(494a) Multi-Objective Supply Chain Optimization in Personalized Healthcare | AIChE

(494a) Multi-Objective Supply Chain Optimization in Personalized Healthcare

Authors 

Bernardi, A. - Presenter, Imperial College London
Triantafyllou, N., Imperial College London
Lakelin, M., TrakCel
Shah, N., Imperial College London
Papathanasiou, M., Imperial College London
Autologous Chimeric Antigen Receptor T cell therapies are a type of immunotherapy, where T cells are taken from a patient’s blood and engineered to express the Chimeric Antigen Receptor (CAR). CAR T cells are then capable of targeting and killing cancer cells [1]. The two first commercial products have been approved in 2017 and 2018 by the U.S. Food and Drug Administration (FDA) and he European Medicines Agency (EMA) respectively for the treatment of B-cell lymphoma [2,3]. More recently, the U.S. FDA approved two more treatments for relapsed or refractory mantle cell lymphoma (2020) and for relapsed or refractory large B-cell lymphoma (2021) [4].

Unlike batch produced pharmaceuticals, CAR T cell therapies use patient cells as the starting material, placing the patient schedule in the center of the decision-making process. This unique 1-to-1 production and supply chain model translates into manufacturing lines and distribution nodes designed for and occupied by a single therapy, posing hurdles to the development of robust and responsive networks.
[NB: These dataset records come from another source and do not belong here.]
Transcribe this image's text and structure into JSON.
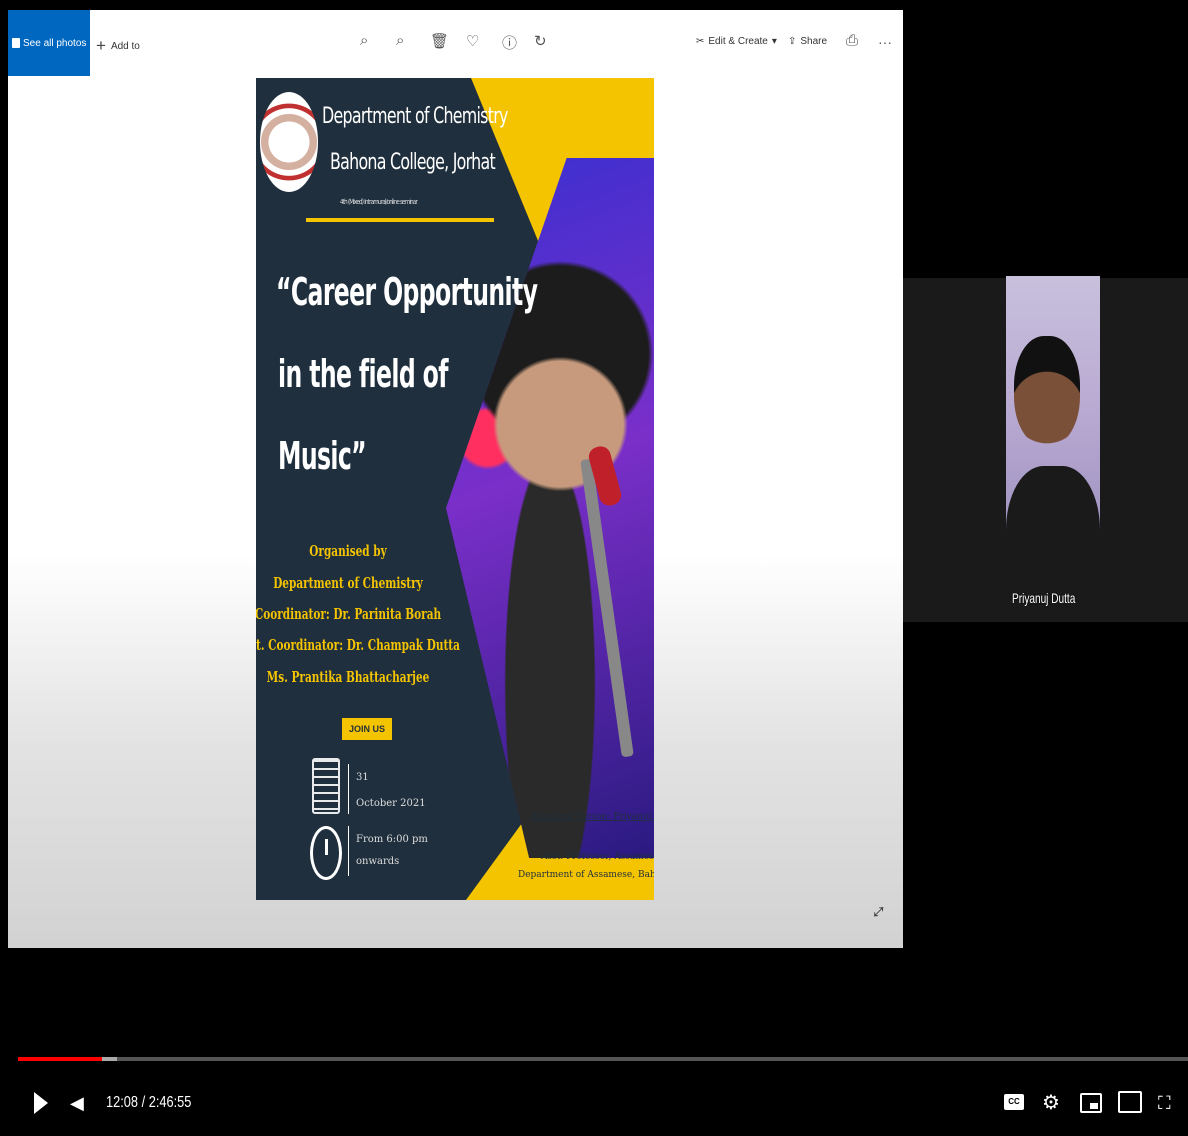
{
  "viewer": {
    "see_all_label": "See all photos",
    "add_to_label": "Add to",
    "edit_create_label": "Edit & Create",
    "share_label": "Share",
    "toolbar_icons": [
      "zoom-in-icon",
      "zoom-out-icon",
      "delete-icon",
      "favorite-icon",
      "info-icon",
      "rotate-icon"
    ]
  },
  "poster": {
    "dept_line1": "Department of Chemistry",
    "dept_line2": "Bahona College, Jorhat",
    "dept_line3": "4th (Mixed) Intramural/online seminar",
    "title_line1": "“Career Opportunity",
    "title_line2": "in the field of",
    "title_line3": "Music”",
    "organised_by": "Organised by",
    "organiser": "Department of Chemistry",
    "coordinator": "Coordinator: Dr. Parinita Borah",
    "asst_coordinator": "Asst. Coordinator: Dr. Champak Dutta",
    "member": "Ms. Prantika Bhattacharjee",
    "join_label": "JOIN US",
    "date_day": "31",
    "date_month": "October 2021",
    "time_line1": "From 6:00 pm",
    "time_line2": "onwards",
    "resource_person": "Resource Person: Priyanuj Dutta",
    "resource_role1": "Asst. Professor, Assamese",
    "resource_role2": "Department of Assamese, Bahona College"
  },
  "participant": {
    "name": "Priyanuj Dutta"
  },
  "player": {
    "time_display": "12:08 / 2:46:55",
    "progress_fraction": 0.072,
    "buffer_fraction": 0.085,
    "cc_label": "CC",
    "accent_color": "#ff0000"
  },
  "colors": {
    "poster_navy": "#1f2f3d",
    "poster_yellow": "#f5c400",
    "viewer_blue": "#0067c0"
  }
}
Moreover, the predicted increase of patient numbers, the sensitive nature and short shelf-life of these therapeutics pose additional challenges to the coordination of manufacturing, storage and distribution [5].

In this work, we present a Mixed Integer Linear Programming (MILP) model for the optimal design of a supply chain network of CAR T cell therapies under different demand scenarios. The problem is formulated as multi-objective optimization aiming to minimize the average therapy cost (ATC) and the average return time of the therapies (ART). The preliminary results showcased in Figure 1 highlight the trade-off between the two objectives. The results are reported for two annual demand profiles of 200 (triangles) and 500 (squares) patients and two different manufacturing durations (TMFE). The base case scenario represents the current state of the art of 13 days of manufacturing (filled symbols), while a forward-looking scenario where the manufacturing time is reduced to 7 days is also considered (empty symbols).
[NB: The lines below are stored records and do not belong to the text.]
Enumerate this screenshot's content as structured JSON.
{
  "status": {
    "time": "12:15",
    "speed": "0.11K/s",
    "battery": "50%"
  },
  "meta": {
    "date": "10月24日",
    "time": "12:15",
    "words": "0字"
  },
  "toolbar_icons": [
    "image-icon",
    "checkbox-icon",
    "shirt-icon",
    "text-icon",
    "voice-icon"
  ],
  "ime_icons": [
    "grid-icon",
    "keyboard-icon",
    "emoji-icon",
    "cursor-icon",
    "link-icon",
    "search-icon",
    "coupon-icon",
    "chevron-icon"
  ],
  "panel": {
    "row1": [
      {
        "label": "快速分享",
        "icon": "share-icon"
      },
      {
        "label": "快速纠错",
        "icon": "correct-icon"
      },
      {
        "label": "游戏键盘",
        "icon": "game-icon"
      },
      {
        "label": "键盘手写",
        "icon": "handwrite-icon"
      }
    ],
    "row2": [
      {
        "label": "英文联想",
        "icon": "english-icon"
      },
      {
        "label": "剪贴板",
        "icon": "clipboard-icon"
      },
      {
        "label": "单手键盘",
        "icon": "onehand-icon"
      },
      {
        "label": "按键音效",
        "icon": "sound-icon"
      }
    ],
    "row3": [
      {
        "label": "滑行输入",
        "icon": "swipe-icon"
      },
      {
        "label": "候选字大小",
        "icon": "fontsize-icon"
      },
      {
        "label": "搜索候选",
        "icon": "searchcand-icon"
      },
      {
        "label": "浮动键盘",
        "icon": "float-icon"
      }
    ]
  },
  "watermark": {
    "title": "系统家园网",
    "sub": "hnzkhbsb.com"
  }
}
We can observe that in the base case scenario an increase in the demand leads to an increase of the average therapy cost for the same ATR, which indicates that for prolonged manufacturing time the effect of economies of scale is not significant. On the other hand, in the forward-looking scenario it is observed that for long manufacturing times an increased demand may lead to facilities with capacity in order to satisfy all patients in time.

Future directions include: (i) investigation of scenarios with higher number of patients per year; and (ii) assessment of the effect of patient-specific manufacturing time on the supply chain network. The second point is particularly important, since the patient conditions at the time the cell sample is taken influence significantly cell doubling time and consequently the total manufacturing time required. The results will help identify bottlenecks in the overall manufacturing and distribution process, as well as the impact of a variable manufacturing time on the overall network. Finally, each scenario is simulated for different demand profiles in order to quantify the sensitivity of the patients scheduling for a given total demand and manufacturing time.

Acknowledgments

Funding from the UK Engineering & Physical Sciences Research Council (EPSRC) for the Future Targeted Healthcare Manufacturing Hub hosted at University College London with UK university partners is gratefully acknowledged (Grant Reference: EP/P006485/1). Financial and in-kind support from the consortium of industrial users and sector organizations is also acknowledged.

References

[1] B. L. Levine, J. Miskin, K. Wonnacott, and C. Keir, “Global Manufacturing of CAR T Cell Therapy,” Mol. Ther. - Methods Clin. Dev., vol. 4, no. March, pp. 92–101, 2017.

[2] Novartis, “KYMRIAH Treatment Process, Dosing & Administration | HCP,” 2018. [Online]. Available: https://www.hcp.novartis.com/products/kymriah/acute-lymphoblastic-leukem.... [Accessed: 24-Mar-2021].

[3] Kite Pharma, “First CAR T Therapy for Certain Types of Relapsed or Refractory B-Cell Lymphoma,” 2018. [Online]. Available: https://www.yescartahcp.com/. [Accessed: 24-Mar-2021].

[4] A. Mullard, “FDA approves fourth CAR-T cell therapy”. Reviews Drug Discovery 20, 166 (2021)

[5] R. Griffiths and M. Lakelin, “Successfully managing the unique demands of cell therapy supply chains.” p. 9, 2017.